Serous exudates contain plasma proteins but few leucocytes suggesting that there is no infection by micro-organisms. They are clear and are seen typically in blisters, e.g., after a mild burn. Note serous exudates differ from transudates because they contain plasma proteins and they differ from plasma because they don’t contain fibrinogen. NB. A seroma is a tissue space filled with clear, sterile fluid that occurs as a post-operative complication.

Question 102

Describe Fibrinous exudate

Answer 102

In a fibrinous exudate there is significant deposition of fibrin (i.e., a blood clot without the red blood cells). When fibrinous exudates occur in the pericardial or pleural spaces the fibrin that is deposited means that the serosal surfaces no longer slide smoothly over each other. This results in friction between the serosal surfaces which can be heard as a rubbing sound.

Question 103

Give 5 clinical examples of acute inflammation

Answer 103

• Bacterial meningitis
• Lobar pneumonia
• Ascending cholangitis
• Liver abscess
• Acute appendicitis.

Question 104

Name 3 disorders of acute inflammation

Answer 104

Hereditary angio-oedema
Alpha-1 antitrypsin deficiency
Chronic granulomatous disease

Question 105

1) What is Hereditary angio-oedema?

2) Describe the symptoms of it

3) What is there usually a history of and why?

Answer 105

1) an extremely rare autosomal dominant condition in which sufferers have an inherited deficiency of C1-esterase inhibitor (a component of the compliment system).

2) Patients have attacks of non-itchy cutaneous angio-oedema (rapid oedema of the dermis, subcutaneous tissue, mucosa and submucosal tissues). They also experience recurrent abdominal pain which is due to intestinal oedema.

3)There is often a family history of sudden death which is due to laryngeal involvement.

Question 106

1) What is Alpha-1 antitrypsin deficiency?

2) What do patients with this disorder develop and why?

3) What disease also occurs and why?

4) What does this cause?

Answer 106

1) This is an autosomal recessive disorder with varying levels of severity in which there are low levels of alpha-1 antitrypsin, a protease inhibitor which deactivates enzymes released from neutrophils at the site of inflammation.

2) develop emphysema as proteases released by neutrophils within the lung act unchecked and destroy normal parenchymal tissue.

3) Liver disease also occurs as the hepatocytes produce an abnormal
version of the protein which is incorrectly folded.

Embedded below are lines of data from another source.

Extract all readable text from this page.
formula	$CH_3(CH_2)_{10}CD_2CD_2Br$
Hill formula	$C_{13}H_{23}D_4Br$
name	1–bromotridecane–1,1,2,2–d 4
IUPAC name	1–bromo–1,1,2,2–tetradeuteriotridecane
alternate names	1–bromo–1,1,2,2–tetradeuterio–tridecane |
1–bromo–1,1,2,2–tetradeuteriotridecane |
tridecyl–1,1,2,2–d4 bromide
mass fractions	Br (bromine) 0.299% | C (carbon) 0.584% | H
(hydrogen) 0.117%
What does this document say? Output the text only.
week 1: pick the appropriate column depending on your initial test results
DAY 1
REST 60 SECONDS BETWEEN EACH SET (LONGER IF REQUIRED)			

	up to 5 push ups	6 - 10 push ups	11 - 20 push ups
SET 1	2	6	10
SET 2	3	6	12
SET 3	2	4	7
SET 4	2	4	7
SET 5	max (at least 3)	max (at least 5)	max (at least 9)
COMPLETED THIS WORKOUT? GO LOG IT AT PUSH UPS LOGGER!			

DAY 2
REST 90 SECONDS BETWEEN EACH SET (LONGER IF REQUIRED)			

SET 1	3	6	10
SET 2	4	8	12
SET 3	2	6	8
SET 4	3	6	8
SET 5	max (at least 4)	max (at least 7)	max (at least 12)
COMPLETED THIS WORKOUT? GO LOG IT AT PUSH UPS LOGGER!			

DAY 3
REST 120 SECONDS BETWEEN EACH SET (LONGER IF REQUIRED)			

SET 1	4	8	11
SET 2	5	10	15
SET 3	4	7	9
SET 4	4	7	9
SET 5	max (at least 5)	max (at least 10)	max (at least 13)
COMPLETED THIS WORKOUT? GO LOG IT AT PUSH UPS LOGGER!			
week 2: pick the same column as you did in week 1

It polymerises and cannot be exported from the endoplasmic reticulum.

4) This causes hepatocyte damage and eventually cirrhosis.

Question 107

1) What is Chronic granulomatous disease?

2) What happens in this disease?

3) What can be seen in the first year of life?

4) What other symptoms do you get?

Answer 107

1) In this genetic condition phagocytes are unable to generate the free radical superoxide.

2)Bacteria are phagocytised but the phagocytes cannot kill them as they can’t generate an oxygen burst.

3) Many chronic infections

4) Numerous granulomas (these will be described in the next session on chronic inflammation) and abscesses affecting the skin, lymph nodes, and sometimes the lung, liver and bones occur, however they are ineffective at eliminating the infectious agents.